Normalized Average True Range (NATR)
A normalized version of ATR that represents volatility as a percentage of price.
Visual Example

Synthetic ideal per library logic. Generated 2026-06-25 IST via docs/generate_all_previews.py (reproducible; maps to core Next<T> implementation).
Description
The Normalized Average True Range (NATR) indicator is a technical analysis tool that a normalized version of atr that represents volatility as a percentage of price.
This indicator is primarily used for identifying key market conditions. It provides a robust signal that can be easily integrated into both simple strategies and more complex machine learning feature pipelines. Compared to its alternatives, it offers a distinct balance of responsiveness and stability.
Traders often combine this with other metrics to confirm signals and avoid false positives during sideways market regimes. It remains a standard tool for systematic trading models.
Use to compare volatility across different securities with varying price levels. NATR allows for normalized risk assessment and position sizing.
Normalized ATR (NATR) was developed to allow traders to compare the volatility of high-priced stocks with low-priced stocks. By dividing the ATR by the closing price and multiplying by 100, the result is a percentage that can be used consistently across all assets. — TA-Lib Documentation
QuantWave implements this indicator via the universal Next<T> trait, guaranteeing bit-identical results between Rust streaming, Python streaming, and Polars batch (.ta() / map_batches) surfaces.
Formula / Specification
Implementation (quantwave-core/src/indicators/volatility.rs):
Gold-standard parity vectors: quantwave-core/tests/gold_standard/natr.json.
Parameters
| Parameter | Default | Description |
|---|---|---|
timeperiod |
14 | Smoothing period |
Usage Examples
Streaming (Rust)
use quantwave_core::indicators::NATR;
use quantwave_core::traits::Next;
let mut ind = NATR::new(14);
for price in &prices {
let value = ind.next(price);
}
Streaming (Python)
Polars Batch (Python)
import polars as pl
import quantwave as qw
def apply_normalized_average_true_range_natr(series: pl.Series) -> pl.Series:
ind = qw.NATR(14)
return pl.Series([ind.next(float(v)) for v in series.to_list()])
df = (
pl.read_csv('ohlcv.csv')
.lazy()
.with_columns(
pl.col("close").map_batches(apply_normalized_average_true_range_natr, return_dtype=pl.Float64).alias("normalized_average_true_range_natr")
)
.collect()
)
All surfaces are bit-identical via the single Next<T> implementation and proptests.
Edge Cases & Limitations
- Warm-up: first
14bars may return NaN or partial state per implementation. - Parameter sensitivity: smaller periods increase noise; larger periods increase lag.

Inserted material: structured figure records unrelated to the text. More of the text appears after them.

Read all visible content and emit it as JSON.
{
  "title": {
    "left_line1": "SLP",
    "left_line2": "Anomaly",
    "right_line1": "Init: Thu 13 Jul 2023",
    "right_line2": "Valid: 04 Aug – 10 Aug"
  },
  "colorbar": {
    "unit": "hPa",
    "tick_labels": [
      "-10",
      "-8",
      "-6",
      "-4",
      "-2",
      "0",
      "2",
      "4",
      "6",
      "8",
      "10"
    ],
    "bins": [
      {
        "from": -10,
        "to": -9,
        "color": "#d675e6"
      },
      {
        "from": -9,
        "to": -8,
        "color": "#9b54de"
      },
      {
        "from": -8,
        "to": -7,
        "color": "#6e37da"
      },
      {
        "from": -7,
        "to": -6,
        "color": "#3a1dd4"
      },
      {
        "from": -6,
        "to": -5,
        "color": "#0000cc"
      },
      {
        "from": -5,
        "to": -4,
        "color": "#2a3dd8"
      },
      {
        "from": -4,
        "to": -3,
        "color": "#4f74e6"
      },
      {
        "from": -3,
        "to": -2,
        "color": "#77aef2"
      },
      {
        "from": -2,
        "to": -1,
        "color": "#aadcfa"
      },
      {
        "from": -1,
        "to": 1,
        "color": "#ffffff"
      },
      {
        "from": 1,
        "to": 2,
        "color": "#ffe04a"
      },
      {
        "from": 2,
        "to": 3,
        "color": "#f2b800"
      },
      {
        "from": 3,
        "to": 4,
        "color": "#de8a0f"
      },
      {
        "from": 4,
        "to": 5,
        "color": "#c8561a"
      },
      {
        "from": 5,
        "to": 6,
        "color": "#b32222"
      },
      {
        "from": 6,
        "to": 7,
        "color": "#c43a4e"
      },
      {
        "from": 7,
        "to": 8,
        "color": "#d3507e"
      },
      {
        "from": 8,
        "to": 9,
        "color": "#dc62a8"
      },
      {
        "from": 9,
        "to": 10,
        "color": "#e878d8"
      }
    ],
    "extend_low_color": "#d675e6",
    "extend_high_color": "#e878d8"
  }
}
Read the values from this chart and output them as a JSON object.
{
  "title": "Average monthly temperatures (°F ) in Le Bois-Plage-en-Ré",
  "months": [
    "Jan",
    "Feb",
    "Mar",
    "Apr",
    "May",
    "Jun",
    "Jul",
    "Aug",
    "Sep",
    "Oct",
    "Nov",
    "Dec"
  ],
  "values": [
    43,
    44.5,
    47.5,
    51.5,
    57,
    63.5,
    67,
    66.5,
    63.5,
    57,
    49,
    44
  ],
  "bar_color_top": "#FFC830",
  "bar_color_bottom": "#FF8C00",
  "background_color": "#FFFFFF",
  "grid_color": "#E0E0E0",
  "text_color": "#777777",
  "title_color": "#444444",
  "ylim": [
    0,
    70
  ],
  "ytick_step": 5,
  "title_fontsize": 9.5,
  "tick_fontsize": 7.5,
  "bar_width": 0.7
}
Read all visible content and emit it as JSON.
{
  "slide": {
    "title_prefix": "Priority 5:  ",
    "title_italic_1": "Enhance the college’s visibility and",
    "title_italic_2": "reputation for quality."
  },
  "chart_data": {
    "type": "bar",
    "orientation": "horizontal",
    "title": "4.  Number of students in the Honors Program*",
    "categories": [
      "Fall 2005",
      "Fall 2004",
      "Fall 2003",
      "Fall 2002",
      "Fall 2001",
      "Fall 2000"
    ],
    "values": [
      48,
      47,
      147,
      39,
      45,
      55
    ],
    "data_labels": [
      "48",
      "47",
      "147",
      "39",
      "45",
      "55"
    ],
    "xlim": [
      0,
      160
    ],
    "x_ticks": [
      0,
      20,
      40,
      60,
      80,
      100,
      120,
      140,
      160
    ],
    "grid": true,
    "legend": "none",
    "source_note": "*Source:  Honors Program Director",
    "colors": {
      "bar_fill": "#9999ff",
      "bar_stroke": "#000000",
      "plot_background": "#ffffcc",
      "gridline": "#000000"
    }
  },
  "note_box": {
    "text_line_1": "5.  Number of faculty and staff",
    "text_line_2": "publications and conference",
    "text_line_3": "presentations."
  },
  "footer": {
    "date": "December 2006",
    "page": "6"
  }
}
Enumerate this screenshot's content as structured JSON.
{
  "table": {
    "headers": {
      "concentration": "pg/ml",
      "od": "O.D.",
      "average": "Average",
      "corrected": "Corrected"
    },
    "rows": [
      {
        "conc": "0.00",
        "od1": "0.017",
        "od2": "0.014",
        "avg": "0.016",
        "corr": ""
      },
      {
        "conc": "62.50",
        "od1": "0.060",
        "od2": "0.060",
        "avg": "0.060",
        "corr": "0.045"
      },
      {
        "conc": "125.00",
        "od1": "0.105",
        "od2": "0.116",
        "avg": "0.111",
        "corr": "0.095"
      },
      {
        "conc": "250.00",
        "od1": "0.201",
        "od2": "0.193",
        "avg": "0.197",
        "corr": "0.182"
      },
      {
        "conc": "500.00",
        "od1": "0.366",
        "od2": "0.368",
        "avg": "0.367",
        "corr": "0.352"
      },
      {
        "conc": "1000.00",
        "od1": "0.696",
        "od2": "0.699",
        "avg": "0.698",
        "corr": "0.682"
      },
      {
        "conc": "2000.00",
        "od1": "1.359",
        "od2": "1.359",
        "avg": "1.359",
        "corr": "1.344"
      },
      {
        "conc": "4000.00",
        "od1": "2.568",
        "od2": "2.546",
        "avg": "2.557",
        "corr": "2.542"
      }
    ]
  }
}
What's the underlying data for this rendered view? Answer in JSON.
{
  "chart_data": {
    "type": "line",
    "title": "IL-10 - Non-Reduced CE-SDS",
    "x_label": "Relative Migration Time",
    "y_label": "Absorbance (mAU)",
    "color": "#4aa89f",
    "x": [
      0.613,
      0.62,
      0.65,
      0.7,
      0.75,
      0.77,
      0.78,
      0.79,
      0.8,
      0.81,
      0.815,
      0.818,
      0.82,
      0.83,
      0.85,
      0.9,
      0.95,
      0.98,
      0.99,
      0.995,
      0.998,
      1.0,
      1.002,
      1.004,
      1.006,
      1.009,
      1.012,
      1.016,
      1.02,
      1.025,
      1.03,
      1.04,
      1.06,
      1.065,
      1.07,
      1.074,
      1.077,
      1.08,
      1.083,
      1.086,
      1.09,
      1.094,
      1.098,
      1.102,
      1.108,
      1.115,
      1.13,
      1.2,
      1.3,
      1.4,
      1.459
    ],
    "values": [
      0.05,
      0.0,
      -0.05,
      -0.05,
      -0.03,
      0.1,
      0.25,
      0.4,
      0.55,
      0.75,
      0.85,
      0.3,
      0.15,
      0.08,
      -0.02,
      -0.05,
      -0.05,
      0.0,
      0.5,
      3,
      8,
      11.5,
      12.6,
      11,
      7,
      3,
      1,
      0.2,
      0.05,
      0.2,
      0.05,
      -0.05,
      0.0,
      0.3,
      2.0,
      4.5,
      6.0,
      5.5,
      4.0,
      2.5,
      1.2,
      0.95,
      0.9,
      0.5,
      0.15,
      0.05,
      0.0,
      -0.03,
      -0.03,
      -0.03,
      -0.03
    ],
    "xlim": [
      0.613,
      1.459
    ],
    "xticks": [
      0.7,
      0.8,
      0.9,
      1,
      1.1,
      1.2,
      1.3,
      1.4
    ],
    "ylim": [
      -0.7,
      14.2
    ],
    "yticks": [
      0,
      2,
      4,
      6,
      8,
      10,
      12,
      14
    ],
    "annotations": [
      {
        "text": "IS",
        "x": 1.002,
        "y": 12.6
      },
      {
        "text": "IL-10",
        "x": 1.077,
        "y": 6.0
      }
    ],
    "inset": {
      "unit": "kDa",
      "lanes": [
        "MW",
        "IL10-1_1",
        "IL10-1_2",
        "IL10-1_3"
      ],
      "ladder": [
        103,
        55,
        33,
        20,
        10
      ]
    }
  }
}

- Sudden gaps or bad ticks can distort rolling windows — consider pre-filtering.
- Single-series indicators ignore volume unless otherwise documented.
- Validated via proptests against gold-standard vectors where available.
- No look-ahead bias; streaming and Polars batch paths are bit-identical.
Boundary Behavior
| Condition | Behavior |
|---|---|
| Warm-up | Leading bars return NaN until warmup_bars is satisfied. |
| period > len | When period exceeds series length, output is all NaN. |
| NaN inputs | NaN in input propagates to output (NaN out). |
| Invalid params | Non-positive period or missing required params raise ValueError. |
| Empty data | Empty input returns an empty result series. |
Related Indicators & See Also
Sources & References
Primary Source: https://www.tradingtechnologies.com/help/x-study/technical-indicator-definitions/normalized-average-true-range-natr/
Implementation: quantwave-core/src/indicators/volatility.rs (NATR / NATR_METADATA).
Parity: quantwave-core/tests/gold_standard/natr.json
Provenance: Standards bulk upgrade 2026-06-25 IST — see docs/DOCUMENTATION_STANDARDS.md.